Denali Dispatch

Denali Dispatch is a journal of the goings on at Camp Denali.

 

Written by members of our staff, this journal is an opportunity to peek into life in Denali: notable events, wildlife sightings, conservation issues, recipes from our kitchen, and insights into the guest experience at Camp Denali. Dispatches will carry on through the winter, when we hope to share stories of snowy ski adventures, deep cold, and the events of a small Alaskan community.



A Moment with Chickadees

November 03, 2010

Summer brings a wealth of avian activity descending towards Denali National Park. Over 200 species of migrants from all over the globe arrive on the subarctic ecosystem to take advantage of abundant food sources, including insects and seeds. As the summer wanes to autumn, they head south, back to many of their ancestral homes in the tropics, lower 48 states, and temperate wintering grounds.  We do, however, have around 15 species of birds that stay with us year round in Denali.  This includes two species of chickadee, the black-capped and boreal, who cheerily frequent our feeders and spruce trees throughout the year. 

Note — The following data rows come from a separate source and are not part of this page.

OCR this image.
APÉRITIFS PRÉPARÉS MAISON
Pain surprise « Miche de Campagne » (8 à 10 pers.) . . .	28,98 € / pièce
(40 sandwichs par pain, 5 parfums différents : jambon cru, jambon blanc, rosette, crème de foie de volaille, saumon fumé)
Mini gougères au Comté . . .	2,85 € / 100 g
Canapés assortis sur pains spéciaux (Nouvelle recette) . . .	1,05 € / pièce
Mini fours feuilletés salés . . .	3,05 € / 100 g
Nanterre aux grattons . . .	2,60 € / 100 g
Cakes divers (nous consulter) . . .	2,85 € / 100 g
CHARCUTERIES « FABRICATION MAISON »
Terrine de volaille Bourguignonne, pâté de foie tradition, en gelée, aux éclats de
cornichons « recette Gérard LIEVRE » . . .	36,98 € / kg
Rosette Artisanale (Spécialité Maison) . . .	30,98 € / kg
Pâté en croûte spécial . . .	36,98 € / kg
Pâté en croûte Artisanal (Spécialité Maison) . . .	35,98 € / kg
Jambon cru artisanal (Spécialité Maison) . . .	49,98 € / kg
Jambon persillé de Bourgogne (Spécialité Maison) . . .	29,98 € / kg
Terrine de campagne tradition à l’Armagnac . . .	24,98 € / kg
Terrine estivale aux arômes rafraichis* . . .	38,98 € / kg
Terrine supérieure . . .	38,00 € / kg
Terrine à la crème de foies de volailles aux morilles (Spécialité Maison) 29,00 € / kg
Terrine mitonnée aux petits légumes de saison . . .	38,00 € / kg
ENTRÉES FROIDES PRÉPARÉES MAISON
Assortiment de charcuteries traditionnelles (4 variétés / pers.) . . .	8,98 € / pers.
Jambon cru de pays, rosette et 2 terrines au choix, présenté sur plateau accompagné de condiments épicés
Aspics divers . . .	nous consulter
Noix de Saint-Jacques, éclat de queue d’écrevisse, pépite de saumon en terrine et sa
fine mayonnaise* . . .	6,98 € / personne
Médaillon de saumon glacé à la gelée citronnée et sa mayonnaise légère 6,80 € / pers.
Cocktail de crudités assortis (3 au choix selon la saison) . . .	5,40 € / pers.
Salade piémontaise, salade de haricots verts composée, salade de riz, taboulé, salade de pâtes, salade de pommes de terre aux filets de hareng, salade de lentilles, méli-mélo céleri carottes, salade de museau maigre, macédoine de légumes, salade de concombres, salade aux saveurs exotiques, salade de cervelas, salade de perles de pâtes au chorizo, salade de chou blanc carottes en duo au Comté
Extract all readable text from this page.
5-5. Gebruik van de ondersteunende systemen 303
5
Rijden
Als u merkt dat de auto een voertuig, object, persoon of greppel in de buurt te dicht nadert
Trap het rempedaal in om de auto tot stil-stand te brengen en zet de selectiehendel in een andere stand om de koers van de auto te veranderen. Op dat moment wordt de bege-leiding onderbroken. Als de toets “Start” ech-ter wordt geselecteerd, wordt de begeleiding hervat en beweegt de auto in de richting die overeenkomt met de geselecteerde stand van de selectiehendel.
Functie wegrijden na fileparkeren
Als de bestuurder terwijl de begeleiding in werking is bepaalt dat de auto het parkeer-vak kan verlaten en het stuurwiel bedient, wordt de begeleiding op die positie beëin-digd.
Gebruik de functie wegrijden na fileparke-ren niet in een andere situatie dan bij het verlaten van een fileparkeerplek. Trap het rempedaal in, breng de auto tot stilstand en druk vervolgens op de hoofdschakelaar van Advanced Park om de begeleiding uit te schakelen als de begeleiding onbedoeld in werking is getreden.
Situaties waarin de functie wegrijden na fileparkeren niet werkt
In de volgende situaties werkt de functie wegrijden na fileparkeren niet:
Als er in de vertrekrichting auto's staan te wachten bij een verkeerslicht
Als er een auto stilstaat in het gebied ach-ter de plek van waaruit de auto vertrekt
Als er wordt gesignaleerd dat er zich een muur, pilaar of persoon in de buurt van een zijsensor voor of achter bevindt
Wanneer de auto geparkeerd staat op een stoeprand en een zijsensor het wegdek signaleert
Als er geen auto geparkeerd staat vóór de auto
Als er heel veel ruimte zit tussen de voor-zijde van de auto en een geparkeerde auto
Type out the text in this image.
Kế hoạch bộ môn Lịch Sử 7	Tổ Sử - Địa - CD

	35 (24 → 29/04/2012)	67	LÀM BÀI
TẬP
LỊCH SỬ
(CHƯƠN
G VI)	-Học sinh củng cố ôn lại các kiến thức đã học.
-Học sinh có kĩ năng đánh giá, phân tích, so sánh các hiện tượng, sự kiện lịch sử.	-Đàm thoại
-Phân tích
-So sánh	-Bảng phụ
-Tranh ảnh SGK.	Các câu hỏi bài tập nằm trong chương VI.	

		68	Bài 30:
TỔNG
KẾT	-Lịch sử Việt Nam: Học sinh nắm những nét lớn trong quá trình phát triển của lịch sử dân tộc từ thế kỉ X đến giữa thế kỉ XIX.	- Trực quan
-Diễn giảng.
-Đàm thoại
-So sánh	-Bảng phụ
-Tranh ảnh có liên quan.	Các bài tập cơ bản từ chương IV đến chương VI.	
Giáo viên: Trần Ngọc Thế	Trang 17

The black-capped chickadee is a common boreal resident. It’s winter biology has been well studied, and is worth a moment to contemplate their awe-inspiring day to day existence.  Chickadees spend their entire lives within a home range of about a half-mile square, over which they cache away seeds beginning in late summer to prepare for the winter ahead.  They store them in cracks of tree bark and other crevices scattered around their home ranges, not in one giant larder like many mammal species do.  To remember the locations of their food sources, their brains expand in the autumn (!!!), and reduce again in the spring as the need to memorize locations tapers off. 

Keeping warm is difficult for a creature that tops the scales at less than the weight of two pencils.  Temperatures in interior Alaska frequently dip to around 40 below several times a winter. They use their chest muscles to shiver and generate heat, then keep that heat layered close to their bodies with nearly an inch thickness of feathers puffed up around them.  They must maintain a body temperature of 110F during the day, and to do so eat close to 10% of their total body weight daily, then burn it off at night!
Chickadees roost together in cavities nightly, using each others collective body heat to stay warm, while continuing to burn their precious calories.  And in the morning (which, in the dead of an Alaskan winter, will sometimes not start until after 10am) they disperse to feed again.

What an amazing winter world we are surrounded by here along the banks of the Nenana River at our winter office.